I can’t say whether a swarm of boxelder bugs clung to the bricks outside his window, or if it was too cold for that. I do remember I drove to campus to visit and we shared his top bunk in the men’s dorm—elicit and near-dark, the moonlight sifting in through those industrial-strength curtains. I recall how his fingers slipped inside me, how I wasn’t sure what to do or where this was going. I wanted to kiss him, or rather him to kiss me, but like a child playing statue, I was locked inside myself, feeling small.
It wasn’t the kind of fingering that has purpose—more a test, or maybe a wondering about my wetness. I imagine I lay there thinking about that girl he dated in high school, the new girl in town—maybe that was her allure. He once told me he fucked her with a beer bottle and she filled it up. Maybe he was thinking of her too, when he slid his fingers back out of me and eventually we both slept.
But before that I must have remembered the time he locked the keys in his car, with the engine running, when I gave him a ride home and we talked about something that’s lodged in my heart though lost to my mind. How maybe he kissed me as I drove too fast on the gravel road out of town, or did I slow down to make the moment last? Or was it at the stop sign we kissed, until one or both of us decided we’d idled too long or needed to get home or maybe curfew was coming or had already passed or maybe this was a night we went home early while his car slowly ran itself out of gas.
We’d been riding in cars together our whole lives. I remember the time my mother volunteered to drive kids to the Henry Doorly Zoo for a field trip. He sat in the middle of the front bench seat on the way home, his right shoulder touching mine, his left my mom’s. He wanted to go faster, faster—to fly down the highway. No, she laughed. I don’t remember her laughing all that often. He slipped his foot into her wheel well and pushed down on the accelerator. I remember her youth flashing through her reaction, a moment of surprise and awe and joy, before she mildly reprimanded him.
I always loved sitting in the front seat next to him. We carpooled to and from elementary school, his family and mine and one other. Secretly, I vied for the spot next to him, holding the seat forward for younger siblings so they could crawl in back, hoping he and I would be left with two spots together. I’m not sure I can remember far enough back to find a time when he wasn’t.
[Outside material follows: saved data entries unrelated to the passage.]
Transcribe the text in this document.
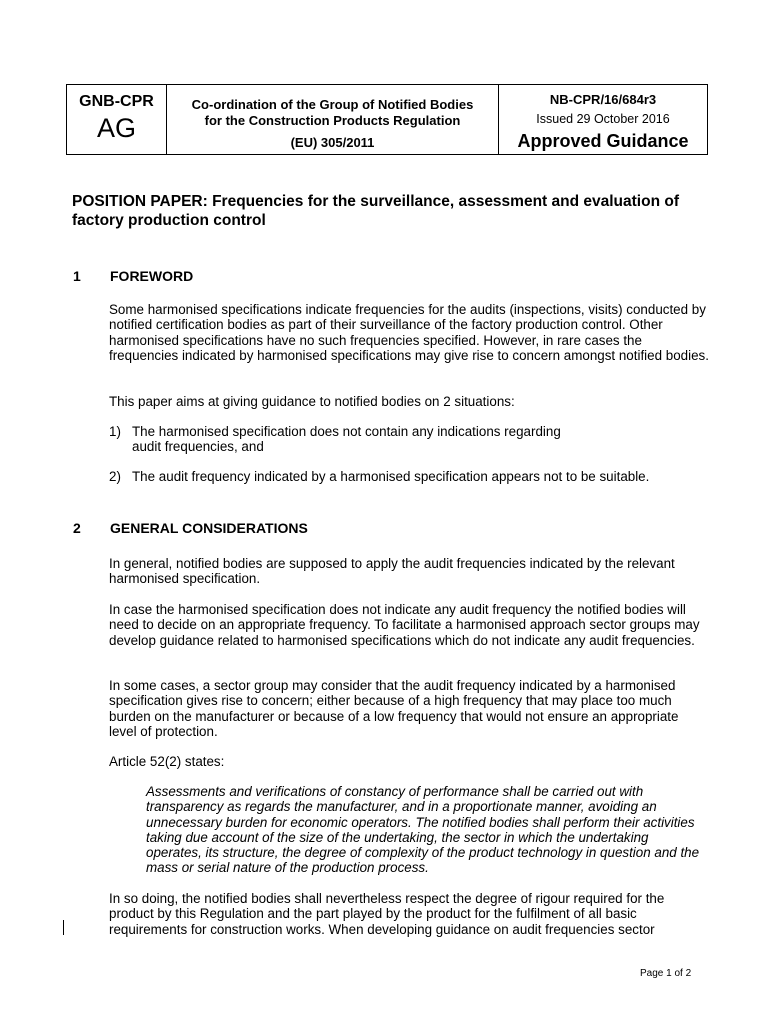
GNB-CPR
AG
Co-ordination of the Group of Notified Bodies
for the Construction Products Regulation
(EU) 305/2011
NB-CPR/16/684r3
Issued 29 October 2016
Approved Guidance

POSITION PAPER: Frequencies for the surveillance, assessment and evaluation of factory production control

1	FOREWORD

Some harmonised specifications indicate frequencies for the audits (inspections, visits) conducted by notified certification bodies as part of their surveillance of the factory production control. Other harmonised specifications have no such frequencies specified. However, in rare cases the frequencies indicated by harmonised specifications may give rise to concern amongst notified bodies.

This paper aims at giving guidance to notified bodies on 2 situations:

1) The harmonised specification does not contain any indications regarding audit frequencies, and
2) The audit frequency indicated by a harmonised specification appears not to be suitable.
2	GENERAL CONSIDERATIONS

In general, notified bodies are supposed to apply the audit frequencies indicated by the relevant harmonised specification.

In case the harmonised specification does not indicate any audit frequency the notified bodies will need to decide on an appropriate frequency. To facilitate a harmonised approach sector groups may develop guidance related to harmonised specifications which do not indicate any audit frequencies.

In some cases, a sector group may consider that the audit frequency indicated by a harmonised specification gives rise to concern; either because of a high frequency that may place too much burden on the manufacturer or because of a low frequency that would not ensure an appropriate level of protection.

Article 52(2) states:

Assessments and verifications of constancy of performance shall be carried out with transparency as regards the manufacturer, and in a proportionate manner, avoiding an unnecessary burden for economic operators. The notified bodies shall perform their activities taking due account of the size of the undertaking, the sector in which the undertaking operates, its structure, the degree of complexity of the product technology in question and the mass or serial nature of the production process.

In so doing, the notified bodies shall nevertheless respect the degree of rigour required for the product by this Regulation and the part played by the product for the fulfilment of all basic requirements for construction works. When developing guidance on audit frequencies sector

Page 1 of 2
He was one year ahead of me in school. In a three-room schoolhouse, country kids become entwined. I have few memories that don’t include him at the center, or on the periphery: shooting playground hoops on Friday nights; breaking into the elementary school library; sneaking into the vacant house on the next lot over and spraying the fire extinguisher in the stairwell. On Halloween, it was his house where I was blindfolded, when spaghetti felt like entrails and peeled grapes were a bowl full of eyeballs. Farther back still, we sat on the sidewalk outside the school, small knees bent up, pulling our feet back from the passing tires during pick-up.
Boxelder bugs swarmed the cinder block wall at our back while we waited for our ride. A few fluttered, struggling to stay aloft in the thick air, their orange-red wing veins flashing. I cupped my hands, gently caught one. Did I show him? Did he snatch it away? Or catch one of his own?
I can’t say. But, oh!—the brief excitement of him scrambling behind me, wrapping his arms around me, both of us dusted with parking lot dirt, both of us laughing—until he held me down. A would-be scream muffled behind my lips clamped shut against his fingers and the broken wings smashed between them. He worked at my flesh, tried to slip inside, to force me to eat it.
Where I come from, my mother once told me, her generation was taught to stomp on boxelder bugs, to flatten those fluttering wings, to make them bleed. Squash the democrats!—that’s what they called those invasive pests, democrats. Parents urged their children: stomp, stomp, kill.
It’s no wonder we ended up here.
Where I live now, occasionally, boxelder bugs come in swarms. I leave them alone. I don’t stomp or squash. But I do wonder about him—this boy who tried to force-feed me a bug he’d smashed between his fingers—and why I loved him for so long.